How artificial intelligence models generate videos

A clear primer on how artificial intelligence turns text prompts into short videos, covering diffusion, latent compression, transformers, and the first models that sync audio and image. The article explains why the results can be impressive, inconsistent, and energy intensive.

This year saw rapid advances in artificial intelligence video generation, with public releases such as OpenAI´s Sora, Google DeepMind´s Veo 3, and Runway´s Gen-4, and a first mainstream use of the technology in a Netflix visual effect. Demo reels showcase the best outputs, and services such as Sora and Veo 3 are now accessible inside apps like ChatGPT and Gemini for paying subscribers. Wider availability has enabled casual creators to produce remarkable clips, but it has also increased low-quality outputs, misinformation risks, and large energy use compared with image or text generation.

At the heart of most modern systems are diffusion models. During training a diffusion model learns to reverse a process that progressively adds random noise to images. Shown many images at varying noise levels, the model learns how to turn a noisy mess back into a coherent image. For text-guided generation a second model, often a large language model trained to match text and images, guides each denoising step so the output matches a user prompt. The same basic technique can be applied to sequences of frames to create video clips.

To reduce the huge compute costs of operating on raw pixels, many systems use latent diffusion. Frames and prompts are encoded into a compressed latent space that keeps essential features while discarding extraneous data. The diffusion process then works on these smaller representations and the compressed results are decoded back into watchable video. Latent diffusion is far more efficient than operating on full-resolution pixels, but video generation still requires an eye-popping amount of computation.
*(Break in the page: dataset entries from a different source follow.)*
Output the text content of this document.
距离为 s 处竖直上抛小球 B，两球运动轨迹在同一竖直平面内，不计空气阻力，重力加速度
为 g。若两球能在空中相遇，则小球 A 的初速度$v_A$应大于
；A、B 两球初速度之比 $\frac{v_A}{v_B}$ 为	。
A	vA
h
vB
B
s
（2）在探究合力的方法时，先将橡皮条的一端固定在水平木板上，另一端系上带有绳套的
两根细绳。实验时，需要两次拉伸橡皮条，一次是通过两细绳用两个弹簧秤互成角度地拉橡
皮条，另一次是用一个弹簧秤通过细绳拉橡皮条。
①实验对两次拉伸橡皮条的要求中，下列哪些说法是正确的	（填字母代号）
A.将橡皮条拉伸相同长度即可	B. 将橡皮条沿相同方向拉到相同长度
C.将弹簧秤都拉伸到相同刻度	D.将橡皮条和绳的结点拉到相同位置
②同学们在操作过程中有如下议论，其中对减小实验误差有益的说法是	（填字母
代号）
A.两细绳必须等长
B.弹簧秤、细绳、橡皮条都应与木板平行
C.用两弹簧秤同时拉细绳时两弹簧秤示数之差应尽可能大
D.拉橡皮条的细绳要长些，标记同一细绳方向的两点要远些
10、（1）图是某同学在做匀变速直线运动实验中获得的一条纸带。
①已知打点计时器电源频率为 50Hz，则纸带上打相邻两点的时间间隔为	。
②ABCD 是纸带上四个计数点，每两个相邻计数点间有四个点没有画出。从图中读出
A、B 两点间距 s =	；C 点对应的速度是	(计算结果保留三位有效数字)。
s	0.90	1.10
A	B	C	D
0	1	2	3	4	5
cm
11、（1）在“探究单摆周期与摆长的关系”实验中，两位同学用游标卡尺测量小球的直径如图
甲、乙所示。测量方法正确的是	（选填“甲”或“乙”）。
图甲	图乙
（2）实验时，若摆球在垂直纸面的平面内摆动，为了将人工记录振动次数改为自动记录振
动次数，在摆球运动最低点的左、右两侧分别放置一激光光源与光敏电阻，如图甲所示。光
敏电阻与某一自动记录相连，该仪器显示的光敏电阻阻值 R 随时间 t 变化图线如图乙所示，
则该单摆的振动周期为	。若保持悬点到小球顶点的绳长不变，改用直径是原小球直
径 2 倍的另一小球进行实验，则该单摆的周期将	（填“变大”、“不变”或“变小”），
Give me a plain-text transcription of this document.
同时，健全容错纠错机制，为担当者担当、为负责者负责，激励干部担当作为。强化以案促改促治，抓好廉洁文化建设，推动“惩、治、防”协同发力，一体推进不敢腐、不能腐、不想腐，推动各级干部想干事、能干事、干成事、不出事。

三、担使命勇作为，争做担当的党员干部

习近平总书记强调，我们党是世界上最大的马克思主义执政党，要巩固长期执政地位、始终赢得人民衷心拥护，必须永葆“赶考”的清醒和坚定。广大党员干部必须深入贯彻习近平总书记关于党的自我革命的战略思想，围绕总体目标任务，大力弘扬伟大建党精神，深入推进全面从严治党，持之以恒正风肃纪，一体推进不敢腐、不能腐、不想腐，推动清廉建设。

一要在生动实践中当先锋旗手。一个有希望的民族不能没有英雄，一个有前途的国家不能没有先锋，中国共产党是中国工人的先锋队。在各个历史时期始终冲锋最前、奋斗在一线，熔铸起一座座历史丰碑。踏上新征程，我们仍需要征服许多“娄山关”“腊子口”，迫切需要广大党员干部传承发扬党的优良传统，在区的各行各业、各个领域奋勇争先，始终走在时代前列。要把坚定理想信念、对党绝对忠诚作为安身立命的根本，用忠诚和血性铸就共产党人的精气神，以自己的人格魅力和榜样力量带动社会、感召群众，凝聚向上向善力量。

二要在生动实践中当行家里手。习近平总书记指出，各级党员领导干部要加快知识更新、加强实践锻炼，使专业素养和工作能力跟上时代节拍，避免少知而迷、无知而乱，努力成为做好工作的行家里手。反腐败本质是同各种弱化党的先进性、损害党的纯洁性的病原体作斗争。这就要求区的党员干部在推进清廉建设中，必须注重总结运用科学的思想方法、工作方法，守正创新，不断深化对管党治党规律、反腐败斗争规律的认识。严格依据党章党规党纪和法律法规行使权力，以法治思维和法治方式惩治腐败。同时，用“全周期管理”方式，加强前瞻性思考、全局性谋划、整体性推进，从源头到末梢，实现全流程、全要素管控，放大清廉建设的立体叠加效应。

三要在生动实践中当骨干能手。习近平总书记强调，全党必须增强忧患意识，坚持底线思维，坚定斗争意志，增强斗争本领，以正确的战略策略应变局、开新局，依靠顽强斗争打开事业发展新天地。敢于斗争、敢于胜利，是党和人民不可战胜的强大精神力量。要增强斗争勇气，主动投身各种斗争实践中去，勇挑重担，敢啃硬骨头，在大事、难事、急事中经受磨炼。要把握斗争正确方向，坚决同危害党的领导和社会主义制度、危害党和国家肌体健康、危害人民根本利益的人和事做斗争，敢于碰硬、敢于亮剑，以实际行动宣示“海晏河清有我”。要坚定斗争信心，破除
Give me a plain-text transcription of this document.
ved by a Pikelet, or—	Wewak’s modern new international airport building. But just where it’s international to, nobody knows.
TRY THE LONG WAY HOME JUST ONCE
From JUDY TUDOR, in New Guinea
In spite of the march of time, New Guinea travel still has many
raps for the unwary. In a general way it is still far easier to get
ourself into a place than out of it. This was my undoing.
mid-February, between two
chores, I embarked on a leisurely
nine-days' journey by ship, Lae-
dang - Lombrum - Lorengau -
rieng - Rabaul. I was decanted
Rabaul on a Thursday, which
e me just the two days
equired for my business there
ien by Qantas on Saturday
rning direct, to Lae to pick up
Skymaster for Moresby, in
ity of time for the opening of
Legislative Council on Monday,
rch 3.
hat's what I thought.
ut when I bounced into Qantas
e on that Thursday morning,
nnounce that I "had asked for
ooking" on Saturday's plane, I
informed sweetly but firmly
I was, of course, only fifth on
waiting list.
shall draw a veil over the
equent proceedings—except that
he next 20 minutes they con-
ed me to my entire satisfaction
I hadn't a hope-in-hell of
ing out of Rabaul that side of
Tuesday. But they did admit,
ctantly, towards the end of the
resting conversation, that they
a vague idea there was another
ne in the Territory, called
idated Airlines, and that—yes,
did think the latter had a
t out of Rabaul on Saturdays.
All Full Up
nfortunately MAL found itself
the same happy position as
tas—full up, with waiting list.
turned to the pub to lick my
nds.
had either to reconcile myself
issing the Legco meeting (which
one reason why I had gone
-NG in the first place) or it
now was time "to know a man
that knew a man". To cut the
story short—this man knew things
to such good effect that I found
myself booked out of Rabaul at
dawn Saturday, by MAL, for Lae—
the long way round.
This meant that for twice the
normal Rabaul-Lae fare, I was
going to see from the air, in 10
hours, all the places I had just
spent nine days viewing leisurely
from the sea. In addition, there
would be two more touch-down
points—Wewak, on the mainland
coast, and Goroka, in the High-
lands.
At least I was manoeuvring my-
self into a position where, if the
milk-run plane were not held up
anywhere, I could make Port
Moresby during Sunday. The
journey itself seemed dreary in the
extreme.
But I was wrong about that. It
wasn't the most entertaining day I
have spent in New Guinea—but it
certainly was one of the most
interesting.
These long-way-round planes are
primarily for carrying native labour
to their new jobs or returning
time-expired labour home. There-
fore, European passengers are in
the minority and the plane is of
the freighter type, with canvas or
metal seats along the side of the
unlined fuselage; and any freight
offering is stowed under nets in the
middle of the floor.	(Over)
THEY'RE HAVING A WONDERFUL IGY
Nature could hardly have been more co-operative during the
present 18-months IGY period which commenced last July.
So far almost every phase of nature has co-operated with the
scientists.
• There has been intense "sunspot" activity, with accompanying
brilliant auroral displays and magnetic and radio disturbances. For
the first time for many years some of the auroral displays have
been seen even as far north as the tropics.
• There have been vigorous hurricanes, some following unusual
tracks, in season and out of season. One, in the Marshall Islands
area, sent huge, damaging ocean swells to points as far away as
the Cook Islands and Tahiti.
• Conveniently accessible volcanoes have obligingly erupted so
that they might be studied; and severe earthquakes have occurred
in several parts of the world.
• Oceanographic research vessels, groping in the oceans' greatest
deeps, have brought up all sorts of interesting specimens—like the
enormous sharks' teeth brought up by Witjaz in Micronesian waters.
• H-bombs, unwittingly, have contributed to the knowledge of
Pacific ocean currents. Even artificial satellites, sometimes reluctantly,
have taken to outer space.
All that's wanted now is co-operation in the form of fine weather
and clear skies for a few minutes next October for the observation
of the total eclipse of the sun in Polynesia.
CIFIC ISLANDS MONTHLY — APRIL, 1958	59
Maintaining consistency across frames is solved by combining diffusion with transformers. Transformers excel at processing long sequences, so models slice video across space and time into chunks that act like sequence elements. This approach helps prevent objects from popping in and out of existence and allows training on diverse formats, from vertical phone clips to cinematic widescreen. OpenAI´s Sora pioneered this latent diffusion transformer architecture, which has become a standard in recent generative video work.

Multimodal advances continue. A key leap in Veo 3 is joint audio and video generation by compressing both into a single representation so diffusion produces sound and images in lockstep, enabling lip sync and synced effects. While large language models are still generally transformer based, research is blurring the lines; Google DeepMind is experimenting with diffusion for text generation, and diffusion models can be more efficient than transformers. Expect diffusion techniques to play a growing role across generative media.